Le vote venait à peine d’être annoncé que les applaudissements ont laissé place aux slogans. Ce mercredi 17 juin à Strasbourg, le Parlement européen a adopté une réforme majeure de sa politique de retour des migrants déboutés du droit d’asile.
Le texte, approuvé par 418 voix contre 218, vise notamment à faciliter les expulsions et ouvre la possibilité pour les États membres de conclure des accords avec des pays tiers afin d’y installer des centres destinés à accueillir les personnes visées par une mesure de renvoi. Mais dans l’hémicycle, c’est surtout l’ambiance qui a marqué les esprits.
Depuis les rangs de l’extrême droite, plusieurs élus ont lancé des « Send them back ! » , que l’on peut traduire par « Renvoyez-les chez eux ! » . Face à eux, des eurodéputés de gauche ont immédiatement répondu par des « Shame on you ! » , soit « Honte à vous ! » .
Cette réforme est l’une des conséquences directes du virage engagé ces dernières années par plusieurs gouvernements européens sur les questions migratoires.
Aujourd’hui, seule une minorité des décisions d’expulsion prononcées dans l’Union européenne est effectivement exécutée. De nombreux États réclamaient donc depuis plusieurs mois de nouveaux outils pour accélérer les retours.
Le règlement adopté mercredi répond à cette demande. Il permet notamment aux États qui le souhaitent de créer des structures hors du territoire européen afin d’y transférer des migrants en attente d’expulsion. Plusieurs pays, dont la Grèce, le Danemark, les Pays-Bas, l’Autriche ou encore l’Allemagne, réfléchissent déjà à de tels dispositifs.
Pour ses soutiens, le texte constitue une réponse à ce qu’ils considèrent comme l’impuissance européenne face à l’immigration irrégulière. L’eurodéputé LR François-Xavier Bellamy a ainsi salué « une étape historique pour l’Europe » et la preuve que « le changement est possible » . Le ministre français chargé de l’Europe, Benjamin Haddad, a lui aussi évoqué « une avancée majeure » pour renforcer la maîtrise des frontières et des flux migratoires.
À gauche, la lecture est radicalement différente. Les opposants au texte dénoncent depuis plusieurs mois les risques liés à la création de centres situés hors de l’Union européenne. ONG et élus craignent des atteintes aux droits fondamentaux ainsi qu’une externalisation croissante de la politique migratoire européenne.

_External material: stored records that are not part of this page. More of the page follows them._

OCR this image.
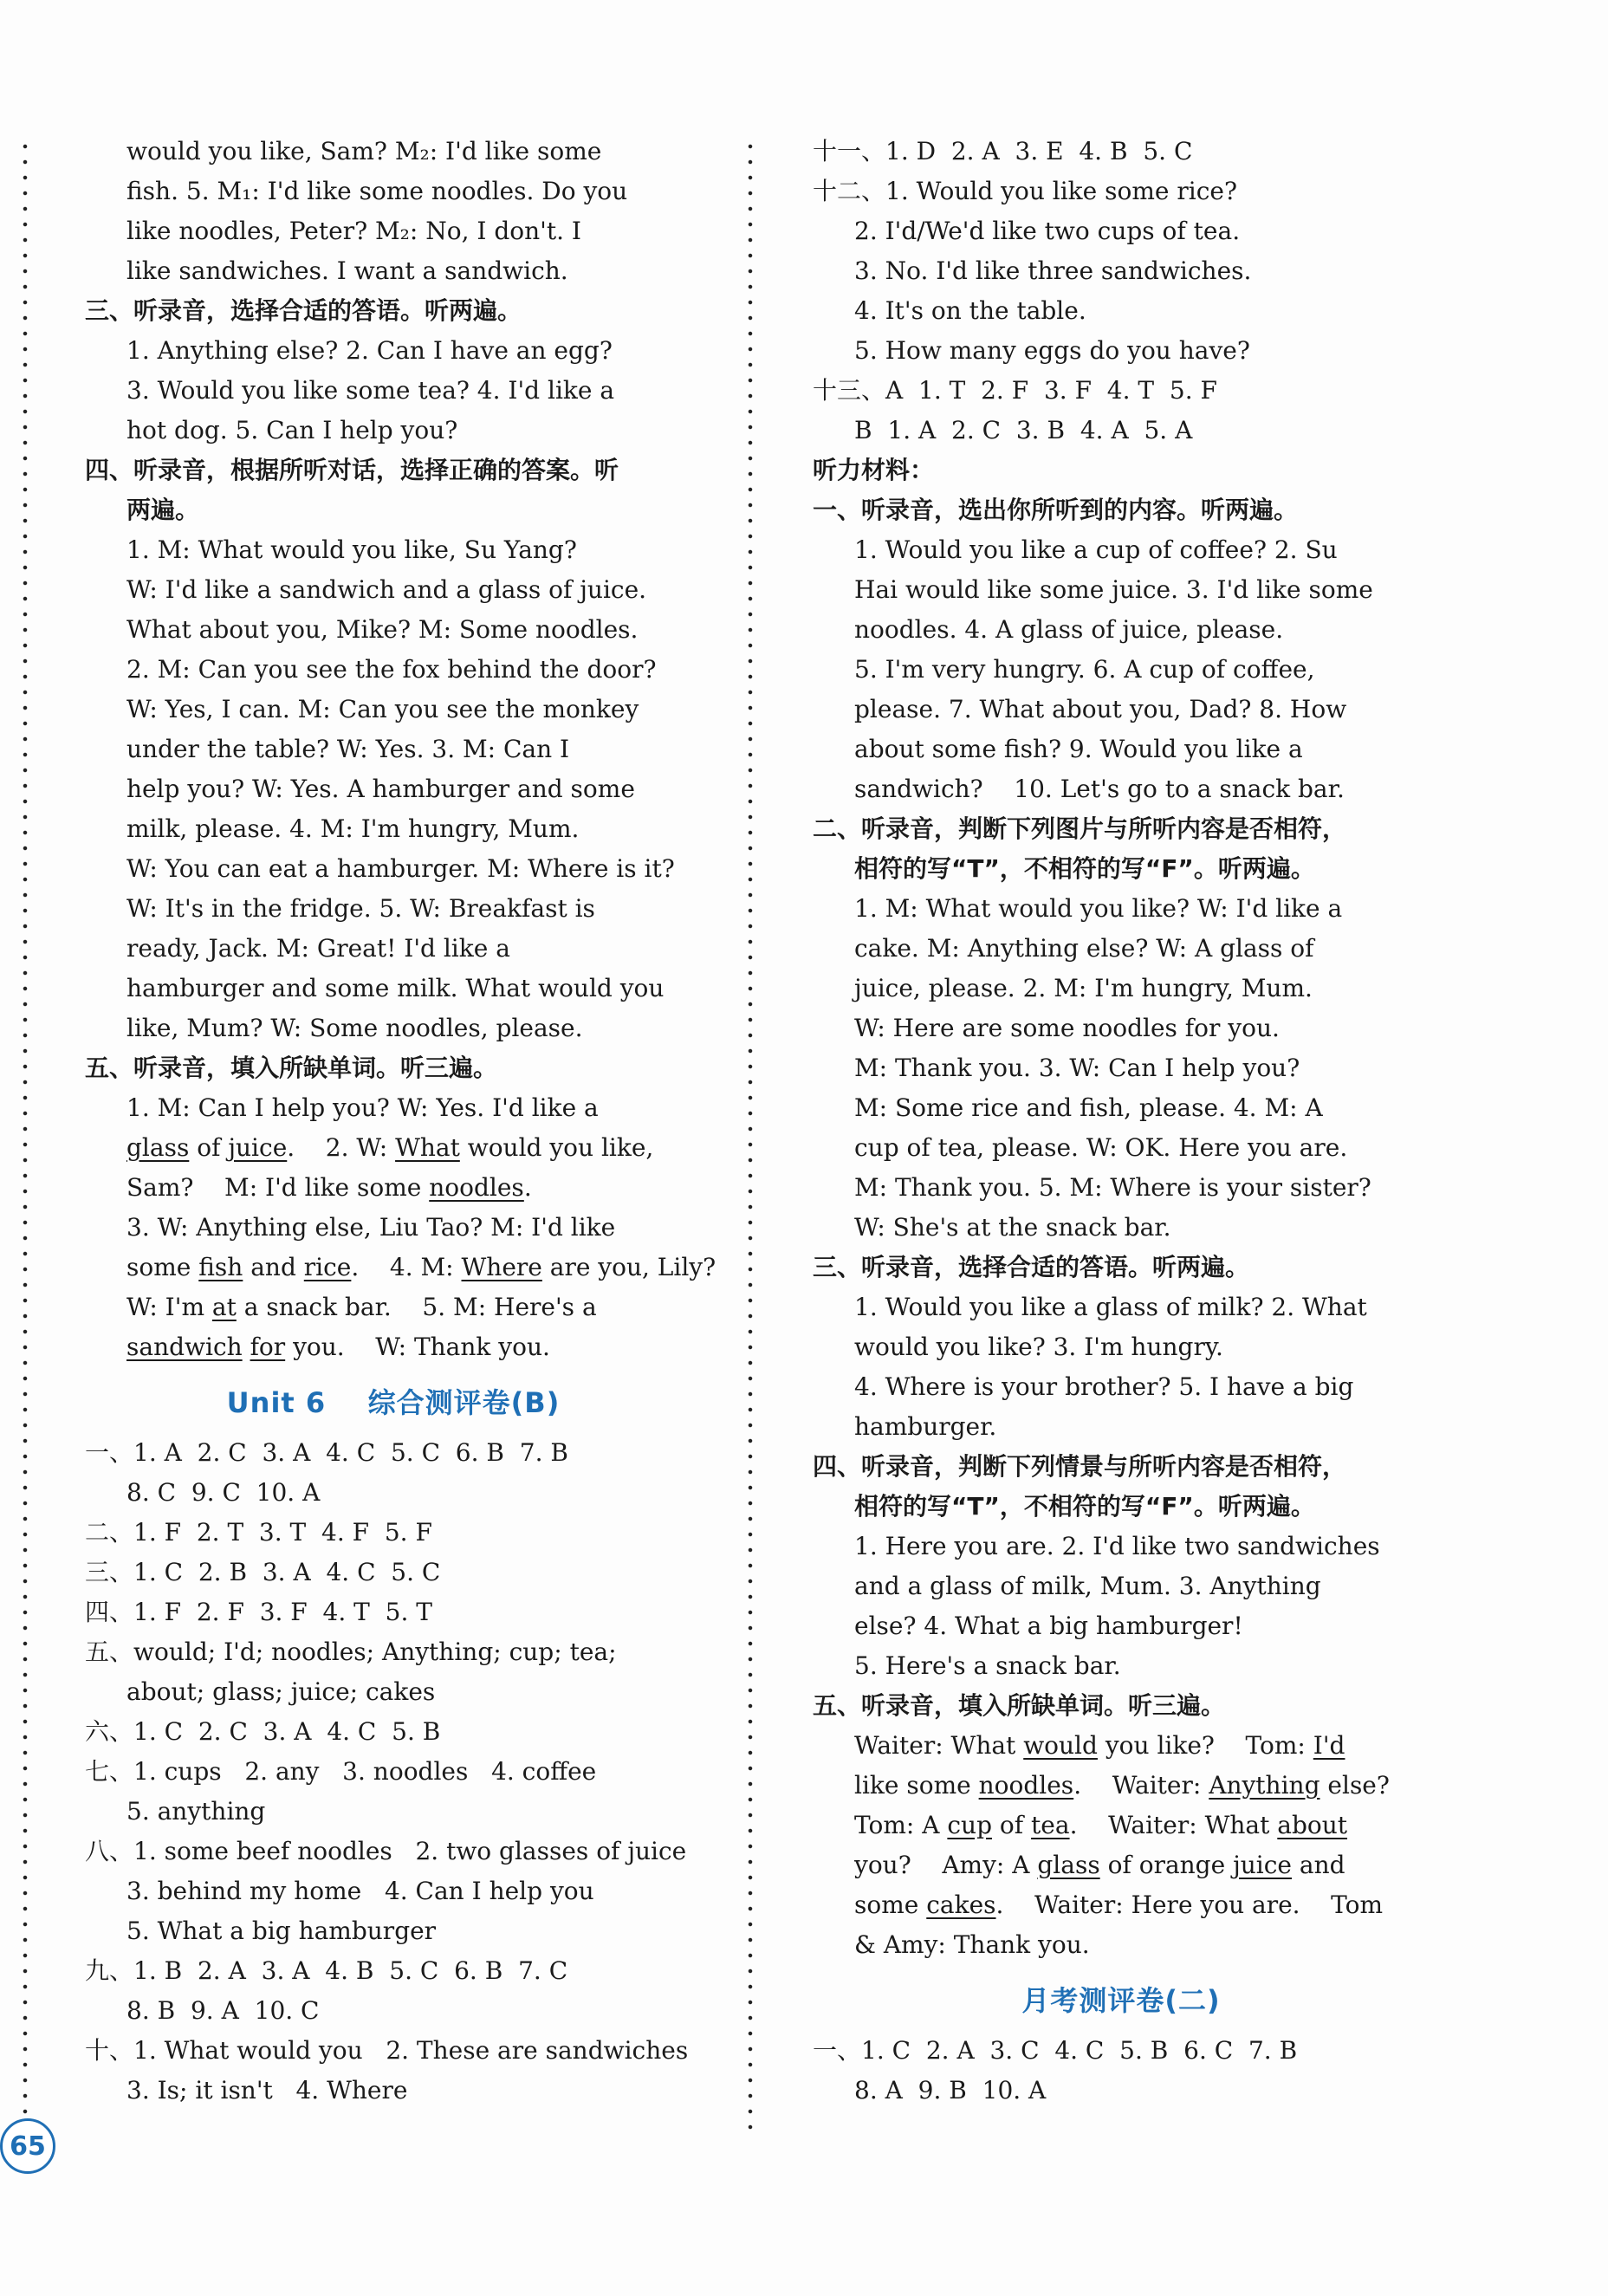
would you like, Sam? M₂: I'd like some
fish. 5. M₁: I'd like some noodles. Do you
like noodles, Peter? M₂: No, I don't. I
like sandwiches. I want a sandwich.
三、听录音，选择合适的答语。听两遍。
1. Anything else? 2. Can I have an egg?
3. Would you like some tea? 4. I'd like a
hot dog. 5. Can I help you?
四、听录音，根据所听对话，选择正确的答案。听
两遍。
1. M: What would you like, Su Yang?
W: I'd like a sandwich and a glass of juice.
What about you, Mike? M: Some noodles.
2. M: Can you see the fox behind the door?
W: Yes, I can. M: Can you see the monkey
under the table? W: Yes. 3. M: Can I
help you? W: Yes. A hamburger and some
milk, please. 4. M: I'm hungry, Mum.
W: You can eat a hamburger. M: Where is it?
W: It's in the fridge. 5. W: Breakfast is
ready, Jack. M: Great! I'd like a
hamburger and some milk. What would you
like, Mum? W: Some noodles, please.
五、听录音，填入所缺单词。听三遍。
1. M: Can I help you? W: Yes. I'd like a
glass of juice .    2. W: What would you like,
Sam?    M: I'd like some noodles .
3. W: Anything else, Liu Tao? M: I'd like
some fish and rice .    4. M: Where are you, Lily?
W: I'm at a snack bar.    5. M: Here's a
sandwich
for you.    W: Thank you.
Unit 6    综合测评卷(B)
一、1. A  2. C  3. A  4. C  5. C  6. B  7. B
8. C  9. C  10. A
二、1. F  2. T  3. T  4. F  5. F
三、1. C  2. B  3. A  4. C  5. C
四、1. F  2. F  3. F  4. T  5. T
五、would; I'd; noodles; Anything; cup; tea;
about; glass; juice; cakes
六、1. C  2. C  3. A  4. C  5. B
七、1. cups   2. any   3. noodles   4. coffee
5. anything
八、1. some beef noodles   2. two glasses of juice
3. behind my home   4. Can I help you
5. What a big hamburger
九、1. B  2. A  3. A  4. B  5. C  6. B  7. C
8. B  9. A  10. C
十、1. What would you   2. These are sandwiches
3. Is; it isn't   4. Where
十一、1. D  2. A  3. E  4. B  5. C
十二、1. Would you like some rice?
2. I'd/We'd like two cups of tea.
3. No. I'd like three sandwiches.
4. It's on the table.
5. How many eggs do you have?
十三、A  1. T  2. F  3. F  4. T  5. F
B  1. A  2. C  3. B  4. A  5. A
听力材料：
一、听录音，选出你所听到的内容。听两遍。
1. Would you like a cup of coffee? 2. Su
Hai would like some juice. 3. I'd like some
noodles. 4. A glass of juice, please.
5. I'm very hungry. 6. A cup of coffee,
please. 7. What about you, Dad? 8. How
about some fish? 9. Would you like a
sandwich?    10. Let's go to a snack bar.
二、听录音，判断下列图片与所听内容是否相符，
相符的写“T”，不相符的写“F”。听两遍。
1. M: What would you like? W: I'd like a
cake. M: Anything else? W: A glass of
juice, please. 2. M: I'm hungry, Mum.
W: Here are some noodles for you.
M: Thank you. 3. W: Can I help you?
M: Some rice and fish, please. 4. M: A
cup of tea, please. W: OK. Here you are.
M: Thank you. 5. M: Where is your sister?
W: She's at the snack bar.
三、听录音，选择合适的答语。听两遍。
1. Would you like a glass of milk? 2. What
would you like? 3. I'm hungry.
4. Where is your brother? 5. I have a big
hamburger.
四、听录音，判断下列情景与所听内容是否相符，
相符的写“T”，不相符的写“F”。听两遍。
1. Here you are. 2. I'd like two sandwiches
and a glass of milk, Mum. 3. Anything
else? 4. What a big hamburger!
5. Here's a snack bar.
五、听录音，填入所缺单词。听三遍。
Waiter: What would you like?    Tom: I'd
like some noodles .    Waiter: Anything else?
Tom: A cup of tea .    Waiter: What about
you?    Amy: A glass of orange juice and
some cakes .    Waiter: Here you are.    Tom
& Amy: Thank you.
月考测评卷(二)
一、1. C  2. A  3. C  4. C  5. B  6. C  7. B
8. A  9. B  10. A
65
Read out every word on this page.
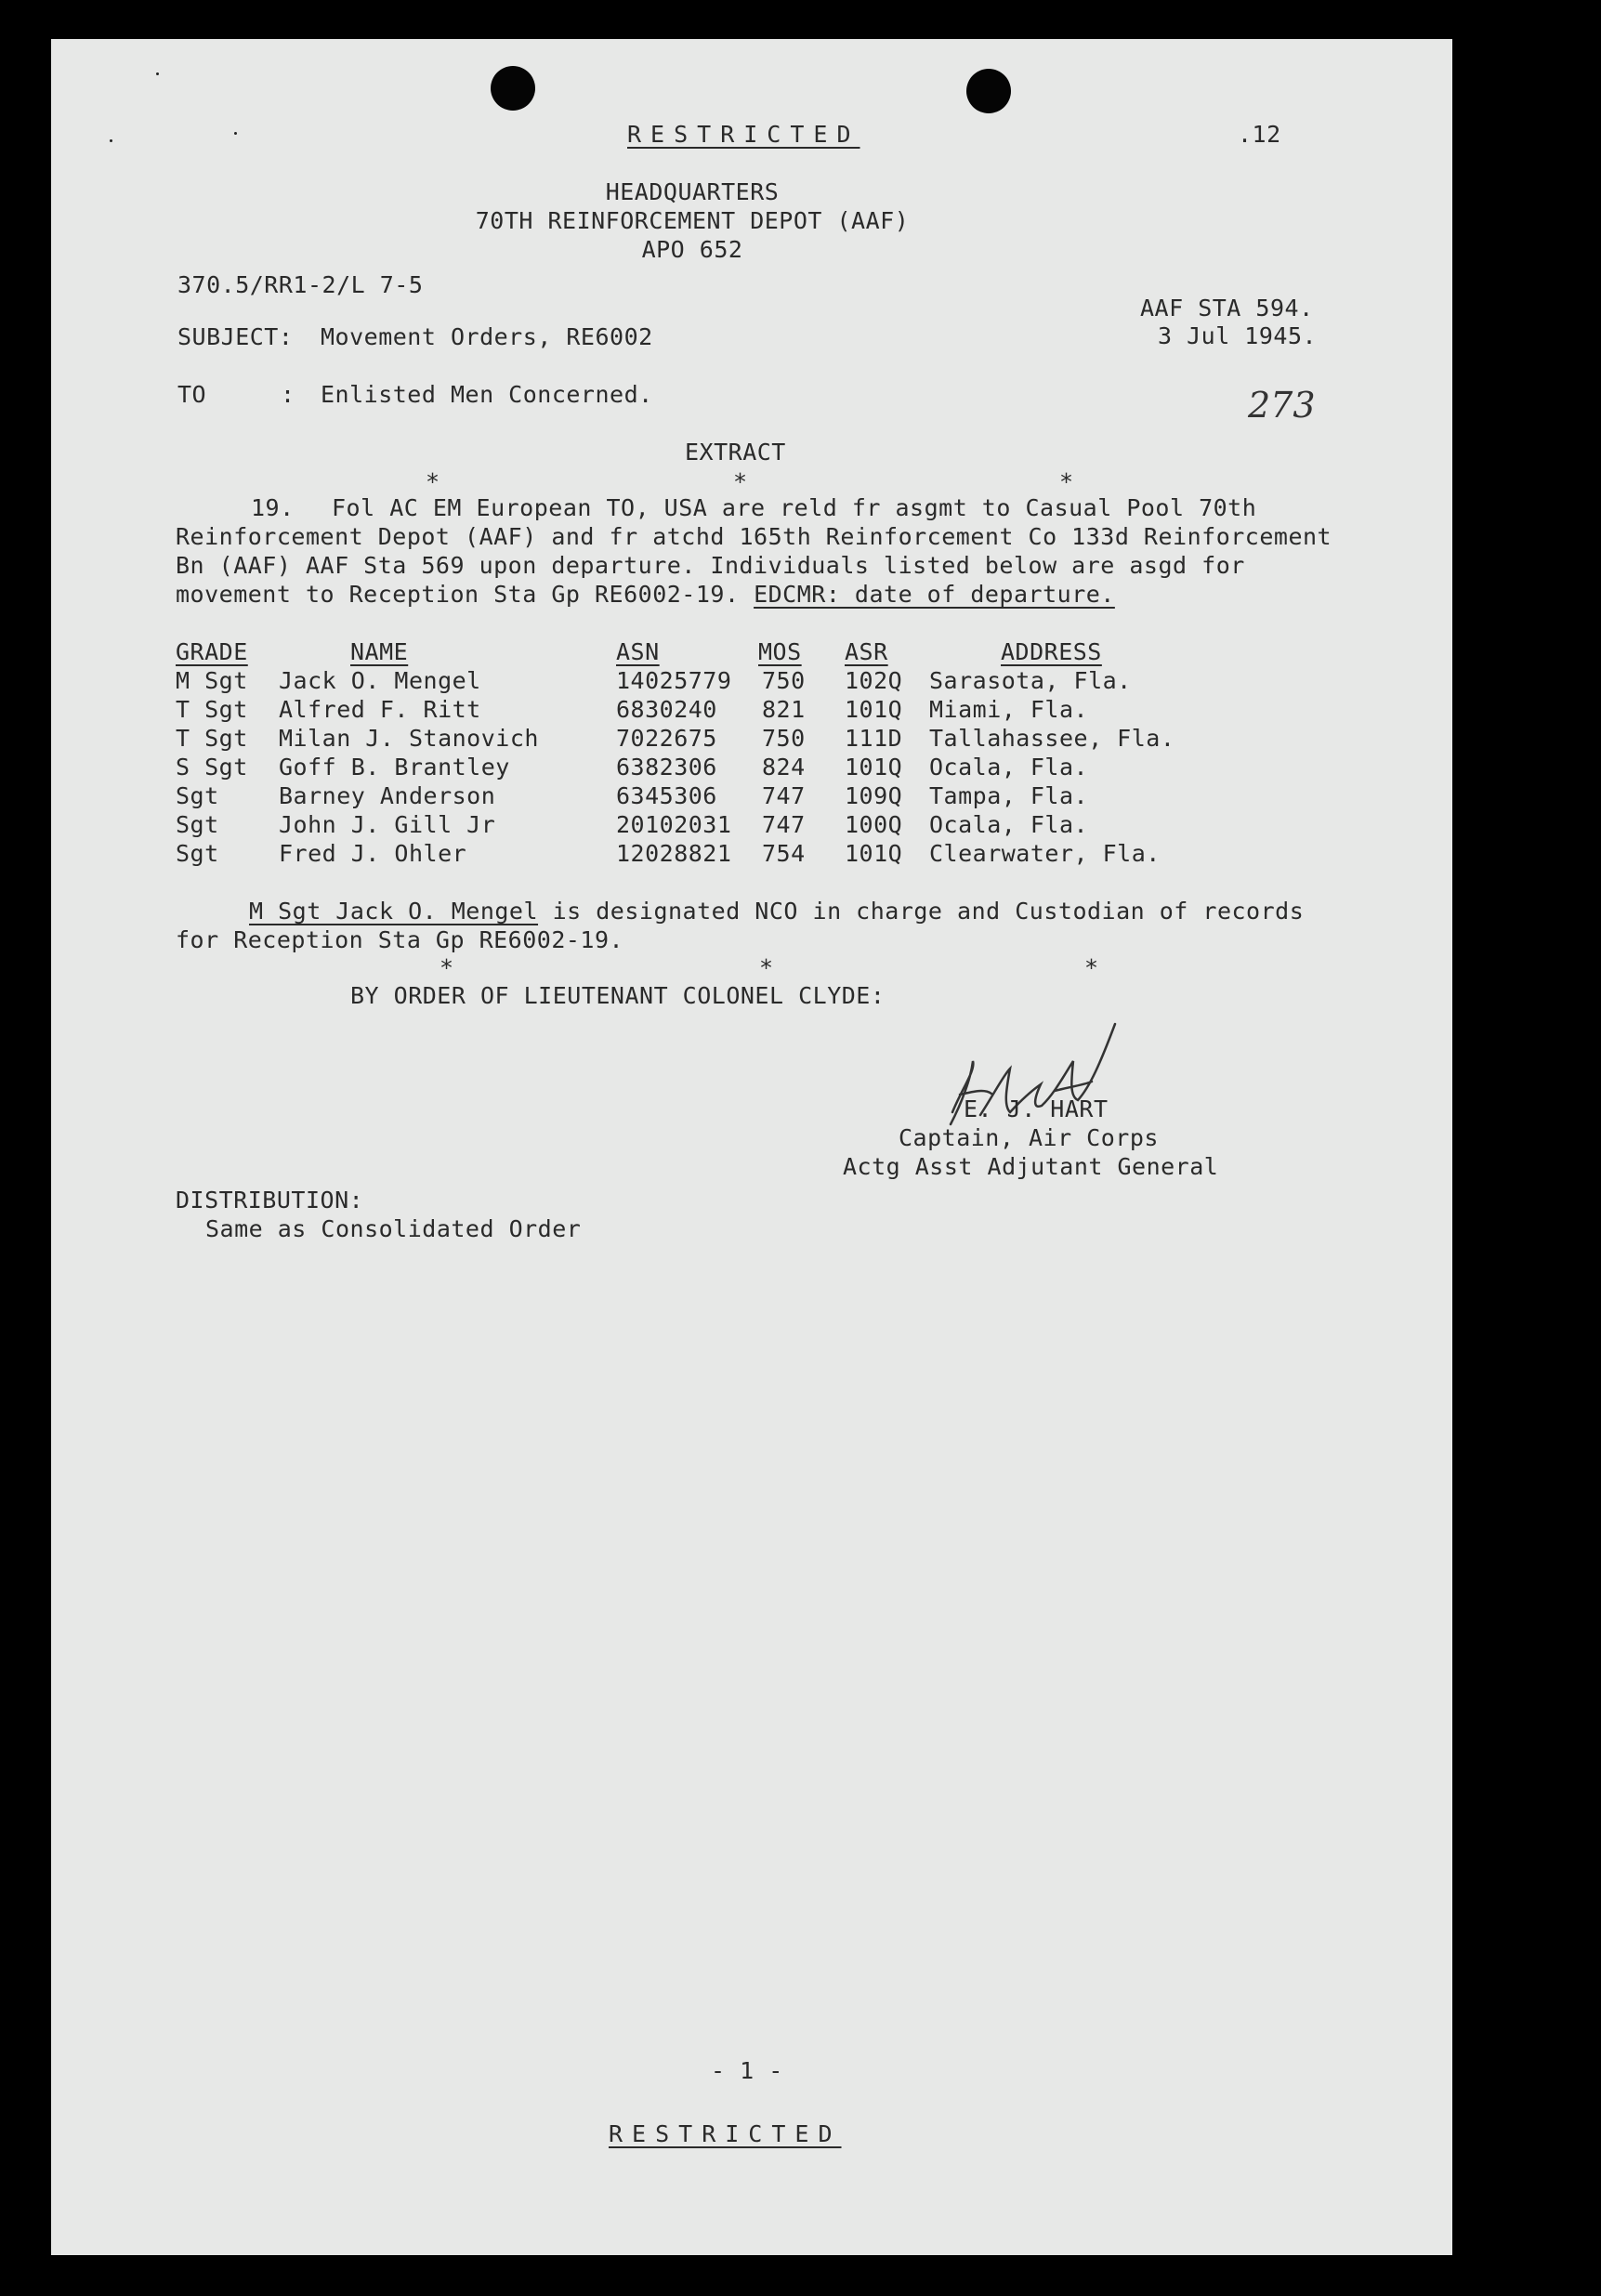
RESTRICTED	.12
HEADQUARTERS
70TH REINFORCEMENT DEPOT (AAF)
APO 652
370.5/RR1-2/L 7-5
AAF STA 594.
3 Jul 1945.
SUBJECT: Movement Orders, RE6002
TO	: Enlisted Men Concerned.	273
EXTRACT
*	*	*
19. Fol AC EM European TO, USA are reld fr asgmt to Casual Pool 70th
Reinforcement Depot (AAF) and fr atchd 165th Reinforcement Co 133d Reinforcement
Bn (AAF) AAF Sta 569 upon departure. Individuals listed below are asgd for
movement to Reception Sta Gp RE6002-19. EDCMR: date of departure.
GRADE	NAME	ASN	MOS ASR	ADDRESS
M Sgt Jack O. Mengel	14025779 750 102Q Sarasota, Fla.
T Sgt Alfred F. Ritt	6830240 821 101Q Miami, Fla.
T Sgt Milan J. Stanovich	7022675 750 111D Tallahassee, Fla.
S Sgt Goff B. Brantley	6382306 824 101Q Ocala, Fla.
Sgt	Barney Anderson	6345306 747 109Q Tampa, Fla.
Sgt	John J. Gill Jr	20102031 747 100Q Ocala, Fla.
Sgt	Fred J. Ohler	12028821 754 101Q Clearwater, Fla.
M Sgt Jack O. Mengel is designated NCO in charge and Custodian of records
for Reception Sta Gp RE6002-19.
*	*	*
BY ORDER OF LIEUTENANT COLONEL CLYDE:
E. J. HART
Captain, Air Corps
Actg Asst Adjutant General
DISTRIBUTION:
Same as Consolidated Order
- 1 -
RESTRICTED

Après le vote, plusieurs responsables de gauche ont prolongé la contestation sur les réseaux sociaux. L’eurodéputée socialiste Chloé Ridel a accusé l’Union européenne d’importer « la politique migratoire de Donald Trump en Europe » , dénonçant notamment des mesures qu’elle juge hostiles aux libertés individuelles et aux droits des exilés. Elle a évoqué « un jour sombre pour l’Europe et ses valeurs » .
L’élue insoumise Leïla Chaibi a fustigé une droite et une extrême droite « main dans la main » et dit ressentir « la nausée » face aux célébrations observées dans l’hémicycle.
Sa collègue Manon Aubry s’en est prise directement à Sarah Knafo, accusant la députée européenne de Reconquête ! de célébrer « la déportation massive de familles et d’enfants » .
L’eurodéputée Emma Fourreau a quant à elle dénoncé des élus « fiers » d’un texte qui, selon elle, permettra d’envoyer des milliers de personnes hors du territoire européen.
À l’inverse, plusieurs responsables nationalistes ont présenté ce vote comme la confirmation de leur influence croissante à Bruxelles. À la veille du scrutin, Jordan Bardella estimait déjà que le groupe des Patriotes pour l’Europe avait été « l’aiguillon idéologique » des négociations.
Après l’adoption du texte, l’eurodéputé hongrois András László s’est félicité de voir le Parlement approuver des règles plus strictes et a appelé les gouvernements européens à passer rapidement à l’application concrète des expulsions.
Le Suédois Charlie Weimers est allé encore plus loin, saluant l’arrivée prochaine d’« expulsions massives » en Europe.